WWII had an enormous impact on aviation and aircraft production increased dramatically during the war. Airlines for the first time had more business than it could handle. Design in aircraft increased size, speed, distance and also amenities for passenger travel.

The transition

U.S. mail contracts were the primary source of revenue for airlines in the 1920s and 1930s. Freight also moved by plane during this time, in the Great Lakes region where Ford automotive plants flew parts between assembly plants.
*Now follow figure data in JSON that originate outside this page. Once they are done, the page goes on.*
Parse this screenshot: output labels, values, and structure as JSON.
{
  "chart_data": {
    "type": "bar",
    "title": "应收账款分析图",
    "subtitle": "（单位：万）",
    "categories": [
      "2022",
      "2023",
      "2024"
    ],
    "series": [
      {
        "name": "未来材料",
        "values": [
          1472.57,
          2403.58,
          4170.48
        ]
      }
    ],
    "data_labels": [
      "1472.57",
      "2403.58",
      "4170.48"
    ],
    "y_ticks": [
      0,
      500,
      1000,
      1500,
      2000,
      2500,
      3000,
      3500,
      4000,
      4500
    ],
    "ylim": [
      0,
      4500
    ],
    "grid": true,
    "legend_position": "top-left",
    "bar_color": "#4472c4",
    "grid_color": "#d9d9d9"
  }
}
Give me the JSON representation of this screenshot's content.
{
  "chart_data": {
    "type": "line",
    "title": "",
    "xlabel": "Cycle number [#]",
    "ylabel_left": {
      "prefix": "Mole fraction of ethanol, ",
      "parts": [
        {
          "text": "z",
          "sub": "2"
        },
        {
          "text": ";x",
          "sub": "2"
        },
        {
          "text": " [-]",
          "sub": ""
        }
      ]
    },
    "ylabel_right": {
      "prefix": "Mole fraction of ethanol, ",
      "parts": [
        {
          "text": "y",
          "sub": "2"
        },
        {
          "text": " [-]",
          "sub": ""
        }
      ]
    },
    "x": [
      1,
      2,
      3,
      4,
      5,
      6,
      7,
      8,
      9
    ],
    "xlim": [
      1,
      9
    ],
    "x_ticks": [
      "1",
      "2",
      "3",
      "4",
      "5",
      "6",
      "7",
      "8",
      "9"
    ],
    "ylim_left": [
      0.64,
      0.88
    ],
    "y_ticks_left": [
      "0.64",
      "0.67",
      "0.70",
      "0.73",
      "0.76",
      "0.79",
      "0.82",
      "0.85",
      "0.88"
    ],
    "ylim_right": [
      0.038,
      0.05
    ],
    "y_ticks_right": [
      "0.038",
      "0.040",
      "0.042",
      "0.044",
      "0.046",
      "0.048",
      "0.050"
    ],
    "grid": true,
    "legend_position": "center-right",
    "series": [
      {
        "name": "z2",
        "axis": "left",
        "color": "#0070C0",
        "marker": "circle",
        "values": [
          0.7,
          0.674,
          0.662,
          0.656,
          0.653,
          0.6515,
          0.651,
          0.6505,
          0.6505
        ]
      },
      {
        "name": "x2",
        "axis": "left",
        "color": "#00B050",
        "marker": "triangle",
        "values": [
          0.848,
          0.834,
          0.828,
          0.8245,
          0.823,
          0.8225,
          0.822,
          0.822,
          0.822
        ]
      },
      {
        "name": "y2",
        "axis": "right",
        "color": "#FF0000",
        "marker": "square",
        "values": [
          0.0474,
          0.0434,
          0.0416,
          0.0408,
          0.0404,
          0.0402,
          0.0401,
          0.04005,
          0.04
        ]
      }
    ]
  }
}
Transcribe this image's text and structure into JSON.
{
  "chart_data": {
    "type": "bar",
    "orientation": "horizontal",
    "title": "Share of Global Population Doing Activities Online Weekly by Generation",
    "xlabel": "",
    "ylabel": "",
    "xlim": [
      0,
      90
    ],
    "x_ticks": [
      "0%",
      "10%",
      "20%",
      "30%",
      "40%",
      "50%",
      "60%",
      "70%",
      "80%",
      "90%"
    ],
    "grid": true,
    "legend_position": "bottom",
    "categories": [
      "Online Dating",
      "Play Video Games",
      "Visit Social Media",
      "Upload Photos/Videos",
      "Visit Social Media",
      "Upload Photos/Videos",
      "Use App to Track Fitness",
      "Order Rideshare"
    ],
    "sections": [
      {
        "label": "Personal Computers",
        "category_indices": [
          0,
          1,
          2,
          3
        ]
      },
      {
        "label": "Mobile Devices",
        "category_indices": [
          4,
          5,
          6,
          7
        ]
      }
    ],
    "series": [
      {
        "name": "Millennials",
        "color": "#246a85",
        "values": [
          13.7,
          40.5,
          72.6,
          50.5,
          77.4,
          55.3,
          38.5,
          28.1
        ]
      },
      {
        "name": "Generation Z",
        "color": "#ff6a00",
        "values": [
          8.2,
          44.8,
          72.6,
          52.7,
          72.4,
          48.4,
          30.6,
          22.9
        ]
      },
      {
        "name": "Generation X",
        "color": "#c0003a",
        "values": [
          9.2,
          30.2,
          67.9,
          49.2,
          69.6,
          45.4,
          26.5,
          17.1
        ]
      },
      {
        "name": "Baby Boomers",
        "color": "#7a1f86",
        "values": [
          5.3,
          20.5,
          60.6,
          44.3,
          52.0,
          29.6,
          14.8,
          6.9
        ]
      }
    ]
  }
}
With engineering feats and the infancy of larger aircraft, larger freight items where capable of being flown because of large aircraft lifting capabilities. Airfreight then becomes a major business after WWII with the spread of international air service. Today, as in the late 1930s, a major share of high-value shipments such as jewelry, small parts and valued items are still carried by cargo aircraft. While expense to companies is at a higher cost, the offset to companies is the savings in inventory costs, damage, theft and speed at which they meet supply and demands of the marketplace.

Two Giants UPS and FEDEX

United Parcel Service, UPS, is by all standards the largest package-delivery company in the world. While it has owned a considerable portion of this market since 1919 through merger and innovation, it maintains its edge in the marketplace by continually adapting its resources to new technologies to make it more efficient.

Federal Express, FEDEX, on the other hand, a giant in its own right, emerged in 1973 from the ideas of a Yale University student, who noted the need for a private airfreight system to concentrate solely on delivering shipments.

Originally, UPS dominated the market, delivering small items and clothing to a major department store network. It expanded eventually and extended its operations through a New York City headquarters. By 1950, UPS served stores in 16 metropolitan areas. But as people started to migrate towards the suburbs in the late 1940s, UPS began losing business. As a result, its owner Jim Casey, who started the company, decided to concentrate on door-to-door pickup and delivery of small parcels (less than 50 pounds) from any customer, residential or commercial. This placed it in direct competition with the U.S. Postal Service. Its revenue, from 1964 to 1969, more than doubled and by 1975, it serviced the entire continental United States.

In the late 1970s and early 1980s, FEDEX now matured from being just another company with a fleet of 16 aircraft began to slice into UPS wealth by specializing in overnight deliveries. FEDEX in its fist 26 months of operation lost $29 million dollars but rebounded in 1979, to earn profits in excess of $21.4 million.

UPS didn t wait long to counter FEDEX and began offering a similar air-delivery service in the early 1980s. UPS also took a move-forward approach and invested heavily in technology and aircraft gradually increasing its share of the express-delivery market.